【カドブンレビュー】
あなたは手塚治虫を知っていますか。
すでに伝説となっている巨匠の名前を知らない日本人は、ほとんどいないと思います。しかし、その著名さに比べると、作品を読んだことのある人は少ないのではないでしょうか。
ある意味、近付き難い作品になってしまっているのかもしれません。正直言って、私も絵のタッチから受ける雰囲気で何となく「すごくタメになるのだろうけど、昔の漫画だしな……」と遠巻きにしていたところがあります。
もし、私と同じように何となく敬遠していて、手塚治虫を読んだことの無い人がいたら、この『火の鳥1』が本当にオススメです。絵、文字がデジタル処理をされていて、とても読みやすくなっています。そして、難しい話なのではと身構えなくても大丈夫です。この世界の全てを描いた「芸術」でありながら、老若男女問わず楽しめるこのエンタメ作品にグイグイ引き込まれるはずです。
『火の鳥1』はシリーズ最初の作品ですが、そのエピソード自体は完結しています。「黎明編」と呼ばれる本作は邪馬台国が栄えていた時代が舞台です。生き血を飲むと永遠の生命を得られるとされる「火の鳥」を捕らえようとする卑弥呼をはじめとした、人間の欲深さが描かれています。
自分が長生きしたい、死にたくないという欲望や、大切な人に死んでほしくない、何とか助けたいという想いを持った人々が「火の鳥」にその希望を託します。しかし、人知を超えた存在であり、不死の体を持つ「火の鳥」は決して人間の思う通りにはなりません。その結果、あらゆる人に死が平等に訪れることになります。

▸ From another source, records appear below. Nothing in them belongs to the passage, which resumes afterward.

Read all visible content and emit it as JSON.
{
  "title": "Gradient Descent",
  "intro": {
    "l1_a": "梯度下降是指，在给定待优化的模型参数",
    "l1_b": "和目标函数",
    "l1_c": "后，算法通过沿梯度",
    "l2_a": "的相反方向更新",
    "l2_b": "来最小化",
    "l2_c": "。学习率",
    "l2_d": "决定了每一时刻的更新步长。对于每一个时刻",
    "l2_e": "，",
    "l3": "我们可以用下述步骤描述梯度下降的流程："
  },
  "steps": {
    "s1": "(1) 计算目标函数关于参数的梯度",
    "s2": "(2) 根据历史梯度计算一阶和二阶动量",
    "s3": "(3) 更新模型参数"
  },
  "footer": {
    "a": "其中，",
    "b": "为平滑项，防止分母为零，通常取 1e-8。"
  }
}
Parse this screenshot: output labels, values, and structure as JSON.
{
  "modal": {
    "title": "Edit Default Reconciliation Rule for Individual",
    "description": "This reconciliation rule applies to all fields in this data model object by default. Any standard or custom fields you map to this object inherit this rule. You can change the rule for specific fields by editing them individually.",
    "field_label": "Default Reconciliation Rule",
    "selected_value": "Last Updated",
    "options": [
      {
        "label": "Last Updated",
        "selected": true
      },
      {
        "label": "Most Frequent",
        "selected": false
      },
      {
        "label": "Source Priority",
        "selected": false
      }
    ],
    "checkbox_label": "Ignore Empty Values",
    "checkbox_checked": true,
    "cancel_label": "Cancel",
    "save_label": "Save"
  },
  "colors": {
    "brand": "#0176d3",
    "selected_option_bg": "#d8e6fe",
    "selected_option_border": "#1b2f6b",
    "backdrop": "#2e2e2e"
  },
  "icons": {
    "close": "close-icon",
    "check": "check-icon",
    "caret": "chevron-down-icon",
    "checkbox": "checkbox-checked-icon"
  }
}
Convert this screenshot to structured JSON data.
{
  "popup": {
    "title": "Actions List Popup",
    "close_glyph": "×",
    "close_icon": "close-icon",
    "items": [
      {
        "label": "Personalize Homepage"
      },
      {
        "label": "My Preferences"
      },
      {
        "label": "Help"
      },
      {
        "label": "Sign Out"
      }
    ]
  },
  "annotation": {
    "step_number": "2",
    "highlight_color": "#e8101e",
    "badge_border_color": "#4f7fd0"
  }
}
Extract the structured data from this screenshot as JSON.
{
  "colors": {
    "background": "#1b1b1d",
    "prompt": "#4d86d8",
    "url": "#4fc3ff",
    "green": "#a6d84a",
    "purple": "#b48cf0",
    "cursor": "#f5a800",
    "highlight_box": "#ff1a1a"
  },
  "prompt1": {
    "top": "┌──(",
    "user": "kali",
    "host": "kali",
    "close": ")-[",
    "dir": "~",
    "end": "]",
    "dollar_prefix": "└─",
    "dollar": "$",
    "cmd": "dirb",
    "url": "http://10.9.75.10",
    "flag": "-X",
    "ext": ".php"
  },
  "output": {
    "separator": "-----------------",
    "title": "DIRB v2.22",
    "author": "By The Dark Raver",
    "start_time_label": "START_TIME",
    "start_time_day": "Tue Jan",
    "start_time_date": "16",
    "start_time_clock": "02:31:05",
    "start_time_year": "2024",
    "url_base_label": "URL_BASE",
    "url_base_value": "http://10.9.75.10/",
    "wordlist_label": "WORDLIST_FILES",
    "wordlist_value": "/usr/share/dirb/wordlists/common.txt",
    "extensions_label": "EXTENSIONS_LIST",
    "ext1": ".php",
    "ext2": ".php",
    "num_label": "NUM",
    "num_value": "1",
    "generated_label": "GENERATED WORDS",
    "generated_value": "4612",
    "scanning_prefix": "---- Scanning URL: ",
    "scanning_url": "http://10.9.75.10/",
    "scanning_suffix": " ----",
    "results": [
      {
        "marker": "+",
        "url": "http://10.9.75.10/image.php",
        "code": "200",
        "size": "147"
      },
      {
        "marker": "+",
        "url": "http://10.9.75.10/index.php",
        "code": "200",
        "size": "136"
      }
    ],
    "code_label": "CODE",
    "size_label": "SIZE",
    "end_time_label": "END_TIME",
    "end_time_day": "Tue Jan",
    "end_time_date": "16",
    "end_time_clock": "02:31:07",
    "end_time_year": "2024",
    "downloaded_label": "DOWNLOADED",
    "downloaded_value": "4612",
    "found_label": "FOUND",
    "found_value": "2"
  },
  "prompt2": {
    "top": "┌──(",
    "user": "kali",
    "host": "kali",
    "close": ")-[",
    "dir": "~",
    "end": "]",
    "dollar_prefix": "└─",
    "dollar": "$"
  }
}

私は一体どこから来て、そして、どこにいってしまうのか。死ぬとどうなるのか。考えたことの無い人はいないでしょう。火の鳥シリーズはその人生にとっての最大の謎が根源的なテーマになっています。作中で描かれるのは、生きていること、死んでしまうことに対して悩み苦しむ私達の姿です。だからこそ、この物語は多くの人を夢中にさせ、心を掴んで離さないのだと思います。
そして、何より感動的なのは、試練に満ちた物語の中に、確かな希望が宿っていることです。それは、主人公が大きな幸福を手にするといった種類のものではありません。むしろ、絶望や空しさの中に射す一筋の光のようなものです。本作では邪馬台国の侵略を受けた村の生き残りである少年「ナギ」と卑弥呼に仕える防人の「猿田彦」の親子にも似た師弟関係の愛が描かれます。火の鳥をめぐる争いの最中、ナギは猿田彦に対して、猿田彦が好きだから逃げてほしいと口にします。猿田彦は涙しながら自分を好きだともう一度言ってくれと懇願します。
火の鳥の生き血を飲んで、永遠の生命を得られたとして、本当に幸せになれるのか。人生における喜びとはどこにあるのか。苦悩する人間たちを見つめる火の鳥の悠然としたその姿が、目に焼き付いて離れません。